Serra abaixo em cadeira de rodas: um dia para sensações de liberdade
O dia é aguardado sempre com grande entusiasmo, não só por parte dos utentes da ARCIL – Associação para a Recuperação de Cidadãos Inadaptados da Lousã, como de outras instituições da região que se juntam, em plena serra da Lousã, para a já mítica Descida da Serra em Cadeira de Rodas, promovida anualmente pela instituição lousanense. Não se trata de uma prova, tão pouco competição, mas antes de um dia diferente, passado ao ar livre, que promove a inclusão, o convívio e o contacto com a natureza.
Na linha da frente da “prova” que decorreu ontem de manhã – a 18.ª edição da Descida da Serra em Cadeira de Rodas – Clara Nunes descreve, em poucas mas incisivas palavras, aquilo que sente neste dia que sobe à serra transportada numa carrinha e desce por ela abaixo ao ar livre, com o vento a bater e os sons da natureza a ecoarem. «O que me entusiasma? Muita coisa. O convívio, a natureza, o facto de me sentir livre», diz, pouco antes do sinal de partida para o passeio, e já com a experiência colhida de anos anteriores. Natural de Vila Nova do Ceira, concelho de Góis, Clara Nunes repete a descida pela oitava vez e promete regressar sempre que puder. «Já sou conhecida», brinca, para dizer em seguida, em tom mais sério, que esta é «uma sensação que só sente quem vai na cadeira de rodas».

Rosa Bernardo, utente da ARCIL, é daquelas que praticamente já fez o pleno. «Só falhei uma descida», conta, também ela na linha da frente para a partida para a descida. «Estou desde o início», comenta, revelando que se é verdade que falhou uma descida, em compensação realizou uma noturna. «E era só eu e pessoas da organização a participar de noite, é uma ideia a não colocar de parte», sugere. Ontem de manhã, contudo, a “viagem” entre o depósito da EN236, onde foi dado o sinal de partida, e a Praceta Sá Carneiro, na Lousã, foi feita em pleno dia, mais uma vez, «um dia diferente» dos restantes que estes utentes vivem ao longo do ano. «É um dia de cara ao ar livre», diz Rosa Bernardo, assumindo que aguarda sempre com grande expectativa e entusiasmo a chegada de cada edição.

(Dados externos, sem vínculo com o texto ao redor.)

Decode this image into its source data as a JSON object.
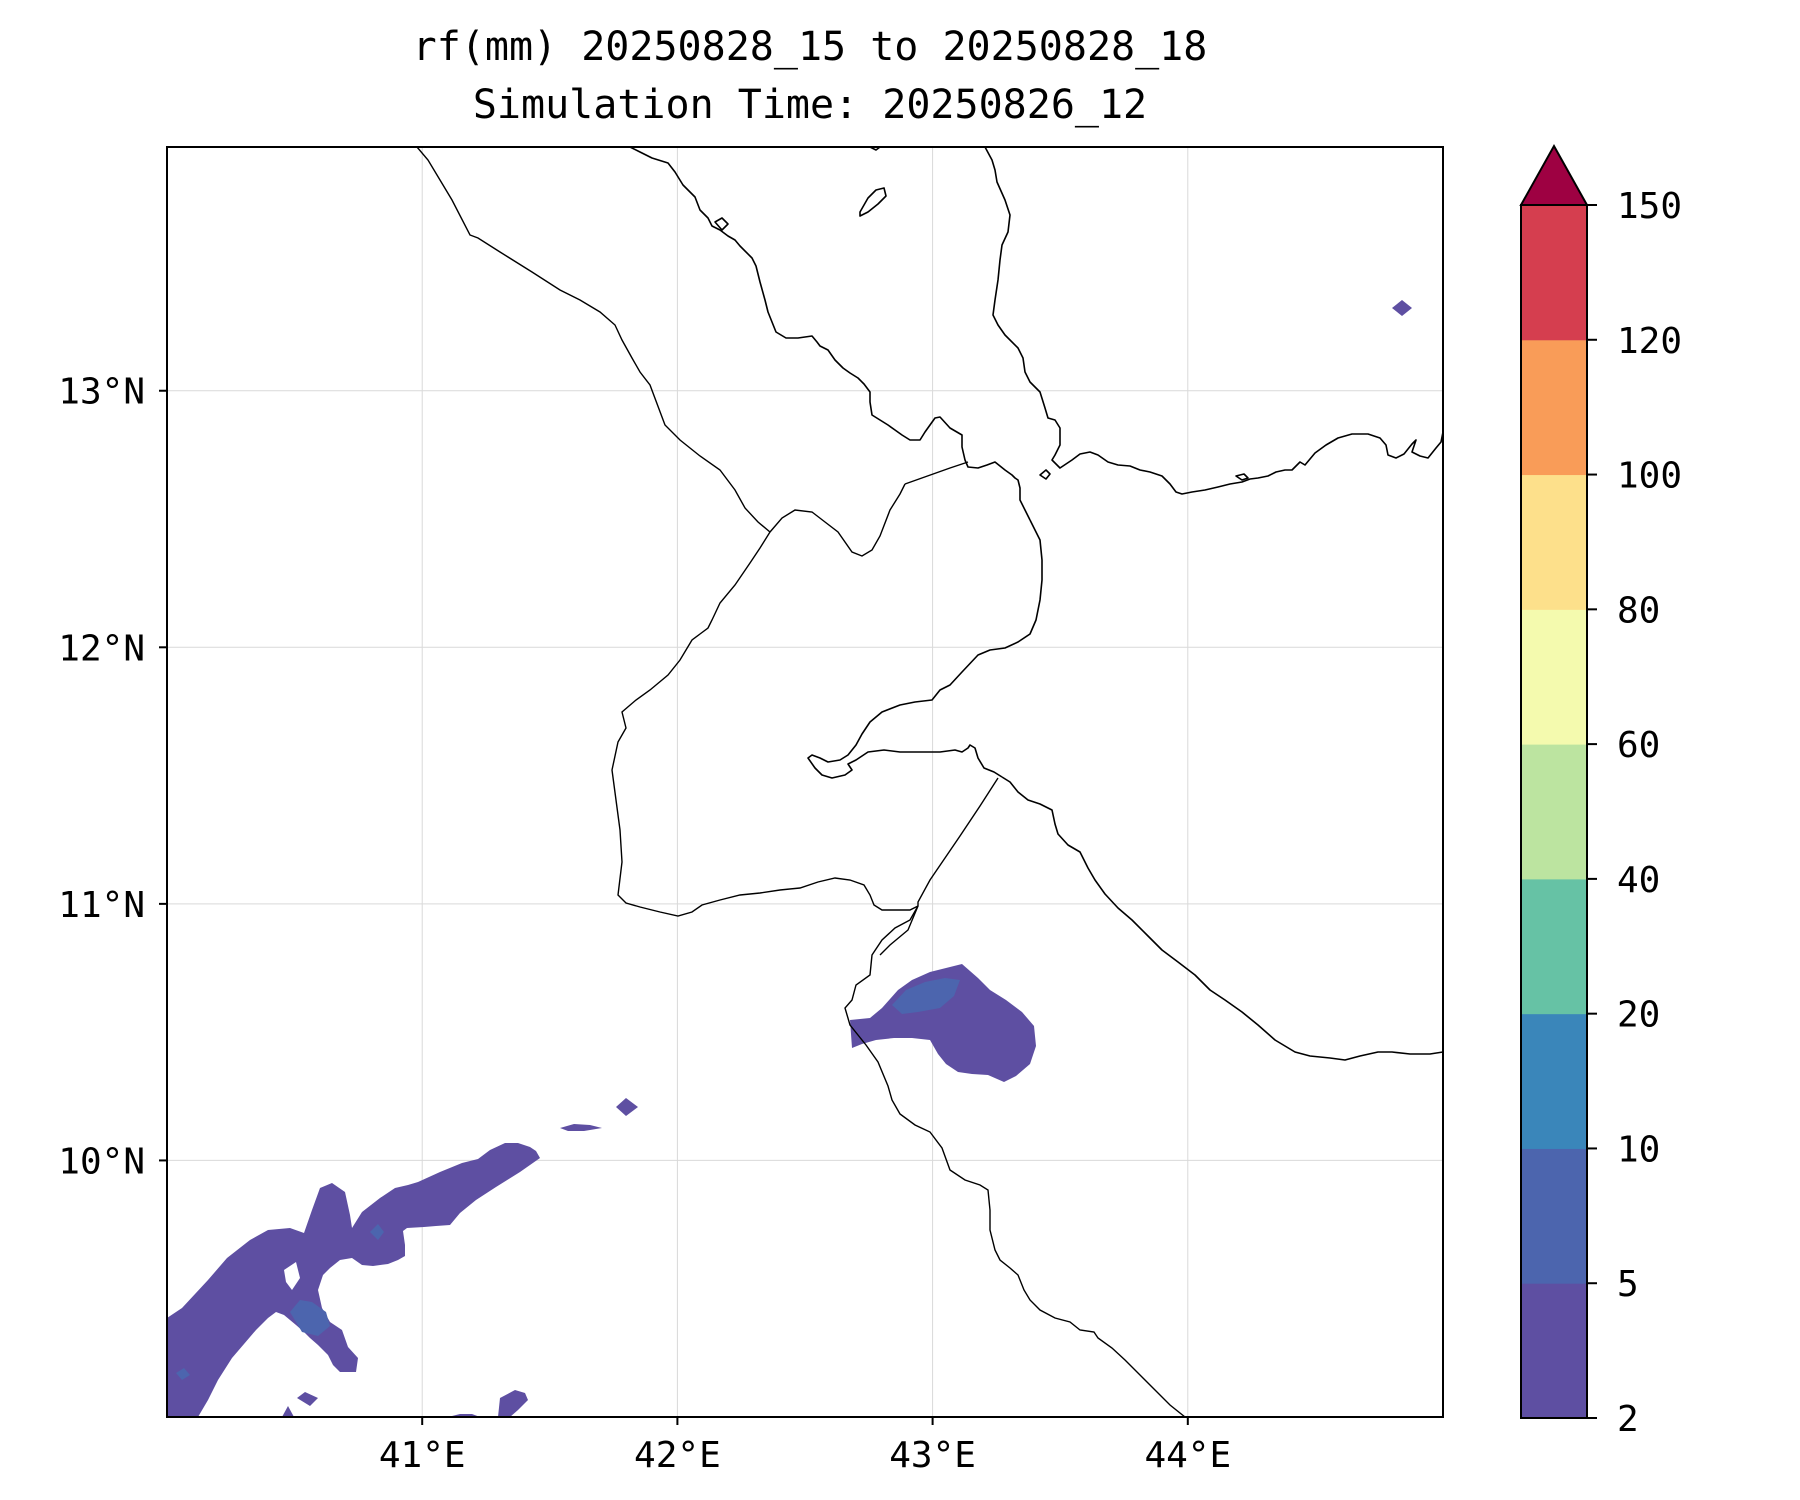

A 18.ª da Descida da Serra em Cadeira de Rodas teve este ano um sabor especial por integrar a programação dos 50 anos da ARCIL. Ainda assim, a prova teve de ser adaptada às circunstâncias atuais da Serra da Lousã, fustigada pelos incêndios do ano passado e dizimada pela tempestade do início deste ano. «Infelizmente, a prova este ano é mais curta», explicou Ana Araújo, diretora técnica do CACI da ARCIL, frisando, contudo, que não é a menor dimensão que retira o entusiasmo aos participantes.
«Dão sempre um feed-back muito positivo, é um dia diferente, um dia que passam ao ar livre, em contacto com a natureza», explica a diretora técnica.
Este ano, desceram a serra mais de meia centena de utentes em cadeira de rodas, oriundos da ARCIL e de várias outras instituições, como a Santa Casa da Misericórida da Lousã, Cerci Penela, APCC de Coimbra e APPACDM de Vila Nova de Poiares, que tiveram o apoio de muitos voluntários. No total, mais de uma centena de pessoas fizeram o trajeto de uma iniciativa que é reconhecida como um dos momentos mais marcantes da atividade da instituição lousanense e que promove a inclusão, a acessibilidade, a igualdade de oportunidades e o direito de todos à participação plena na vida em sociedade.